Importance of Rare DPYD Genetic Polymorphisms for 5-Fluorouracil Therapy in the Japanese Population

Abstract

Dihydropyrimidine dehydrogenase (DPD), encoded by the DPYD gene, is the rate-limiting enzyme in 5-fluorouracil (5-FU) degradation. In Caucasians, four DPYD risk variants are recognized to be responsible for interindividual variations in the development of 5-FU toxicity. However, these risk variants have not been identified in Asian populations. Recently, 41 DPYD allelic variants, including 15 novel single nucleotide variants, were identified in 3,554 Japanese individuals by analyzing their whole-genome sequences; however, the effects of these variants on DPD enzymatic activity remain unknown. In the present study, an in vitro analysis was performed on 41 DPD allelic variants and three DPD risk variants to elucidate the changes in enzymatic activity. Wild-type and 44 DPD-variant proteins were heterologously expressed in 293FT cells. DPD expression levels and dimerization of DPD were determined by immunoblotting after SDS-PAGE and blue native PAGE, respectively. The enzymatic activity of DPD was evaluated by quantification of dihydro-5-FU, a metabolite of 5-FU, using high-performance liquid chromatography-tandem mass spectrometry. Moreover, we used 3D simulation modeling to analyze the effect of amino acid substitutions on the conformation of DPD. Among the 41 DPD variants, seven exhibited drastically decreased intrinsic clearance (CL _int ) compared to the wild-type protein. Moreover, R353C and G926V exhibited no enzymatic activity, and the band patterns observed in the immunoblots after blue native PAGE indicated that DPD dimerization is required for its enzymatic activity. Our data suggest that these variants may contribute to the significant inter-individual variability observed in the pharmacokinetics and pharmacodynamics of 5-FU. In our study, nine DPD variants exhibited drastically decreased or no enzymatic activity due to dimerization inhibition or conformational changes in each domain. Especially, the rare DPYD variants, although at very low frequencies, may serve as important pharmacogenomic markers associated with the severe 5-FU toxicity in Japanese population.

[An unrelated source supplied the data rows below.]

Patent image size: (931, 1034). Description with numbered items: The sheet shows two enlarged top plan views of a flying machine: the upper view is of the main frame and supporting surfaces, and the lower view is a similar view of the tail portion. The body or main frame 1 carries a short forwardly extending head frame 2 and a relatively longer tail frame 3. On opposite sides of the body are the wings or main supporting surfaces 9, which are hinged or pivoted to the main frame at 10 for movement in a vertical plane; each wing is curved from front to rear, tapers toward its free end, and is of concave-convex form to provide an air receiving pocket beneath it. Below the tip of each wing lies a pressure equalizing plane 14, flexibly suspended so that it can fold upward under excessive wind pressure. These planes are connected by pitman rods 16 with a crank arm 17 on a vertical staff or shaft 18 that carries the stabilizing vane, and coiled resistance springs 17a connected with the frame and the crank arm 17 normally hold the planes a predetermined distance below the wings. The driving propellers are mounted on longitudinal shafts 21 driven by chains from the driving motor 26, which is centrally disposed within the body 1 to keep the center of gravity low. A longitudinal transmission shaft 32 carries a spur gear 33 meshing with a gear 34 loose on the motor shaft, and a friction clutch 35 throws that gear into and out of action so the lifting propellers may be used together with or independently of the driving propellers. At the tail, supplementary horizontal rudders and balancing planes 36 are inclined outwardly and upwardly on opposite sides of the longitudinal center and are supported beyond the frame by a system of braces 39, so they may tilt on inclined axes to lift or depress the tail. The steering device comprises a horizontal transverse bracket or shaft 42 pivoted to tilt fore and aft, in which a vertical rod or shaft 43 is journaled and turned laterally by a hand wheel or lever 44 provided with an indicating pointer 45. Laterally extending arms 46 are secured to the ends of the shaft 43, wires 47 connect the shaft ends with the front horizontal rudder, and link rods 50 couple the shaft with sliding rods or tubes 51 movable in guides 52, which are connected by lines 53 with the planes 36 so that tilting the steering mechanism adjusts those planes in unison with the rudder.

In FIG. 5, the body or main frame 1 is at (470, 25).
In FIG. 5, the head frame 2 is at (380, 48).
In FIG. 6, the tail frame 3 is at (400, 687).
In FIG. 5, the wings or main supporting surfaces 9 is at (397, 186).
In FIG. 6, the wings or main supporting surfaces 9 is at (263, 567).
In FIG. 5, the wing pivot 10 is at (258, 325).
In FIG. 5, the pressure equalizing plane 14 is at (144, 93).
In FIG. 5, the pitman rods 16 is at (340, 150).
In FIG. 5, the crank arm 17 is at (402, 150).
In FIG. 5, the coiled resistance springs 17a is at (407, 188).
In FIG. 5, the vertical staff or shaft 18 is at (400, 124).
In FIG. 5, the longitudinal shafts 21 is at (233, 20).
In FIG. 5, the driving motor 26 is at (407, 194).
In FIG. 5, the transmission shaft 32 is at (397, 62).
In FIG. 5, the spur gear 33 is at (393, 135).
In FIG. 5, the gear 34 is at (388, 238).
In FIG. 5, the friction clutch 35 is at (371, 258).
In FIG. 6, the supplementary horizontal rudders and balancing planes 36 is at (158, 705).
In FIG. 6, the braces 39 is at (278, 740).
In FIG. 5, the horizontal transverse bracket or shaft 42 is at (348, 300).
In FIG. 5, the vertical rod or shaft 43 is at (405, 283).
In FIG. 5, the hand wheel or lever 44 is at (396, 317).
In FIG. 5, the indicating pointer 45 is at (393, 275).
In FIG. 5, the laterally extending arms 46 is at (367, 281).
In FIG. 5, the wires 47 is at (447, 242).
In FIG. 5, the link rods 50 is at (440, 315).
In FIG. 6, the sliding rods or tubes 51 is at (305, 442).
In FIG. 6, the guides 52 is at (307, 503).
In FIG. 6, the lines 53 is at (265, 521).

Keywords: 5-fluorouracil; DPYD; dihydropyrimidine dehydrogenase (DPD); genetic polymorphism; pharmacogenomics.

FIGURE 1

Metabolic pathway of 5-fluorouracil and uracil. 5-Fluorouracil and uracil are catabolized by dihydropyrimidine dehydrogenase, dihydropyrimidinase, and β-ureidopropionase.

FIGURE 2

Expression levels of wild-type and variant DPD proteins. (A) DPD protein levels were determined by immunoblotting analysis following SDS-PAGE. (B) DPD units of proteins expressed in 293FT cells. Each bar represents the mean ± standard deviation of three independent assays.

FIGURE 3

Michaelis-Menten curves of DPD variants. The kinetic parameters K _m , V _max , and CL _int of 5-FU reduction were determined. The velocities for the reduction of 5-FU and 5-FU concentration are plotted on the horizontal and vertical axes, respectively.

FIGURE 4

Immunoblotting analysis after blue native PAGE showing immunoreactive dihydropyrimidine dehydrogenase (DPD) variant proteins. Blue native PAGE was performed using Tris-glycine buffer and 5%–20% polyacrylamide gels; 9 μg of the soluble fraction of DPD variant proteins were loaded into each lane in triplicate. DPD variants were detected using polyclonal antibodies against human DPD.

FIGURE 5

Dihydropyrimidine dehydrogenase (DPD) structural analysis. (A) Diagram showing overall structure of human DPD. (B) Diagram showing each domain of human DPD.

FIGURE 6

DPD structural analysis. (A) Diagram of a fragment of the crystal structures of the H25R variant. The R25 residues are shown in yellow. (B) Diagram of a fragment of the crystal structures of the H304Y variant. The Y304 residues are shown in yellow. (C) Diagram of a fragment of the crystal structures of the F438V variant. The F438 residues are shown in yellow. (D) Diagrams of a fragment of the crystal structures of wild-type DPD (left panel) and R353C (right panel). The R353 and C353 residues are shown in yellow. Yellow and blue lines indicate hydrogen bonds and hydrophobic interactions, respectively.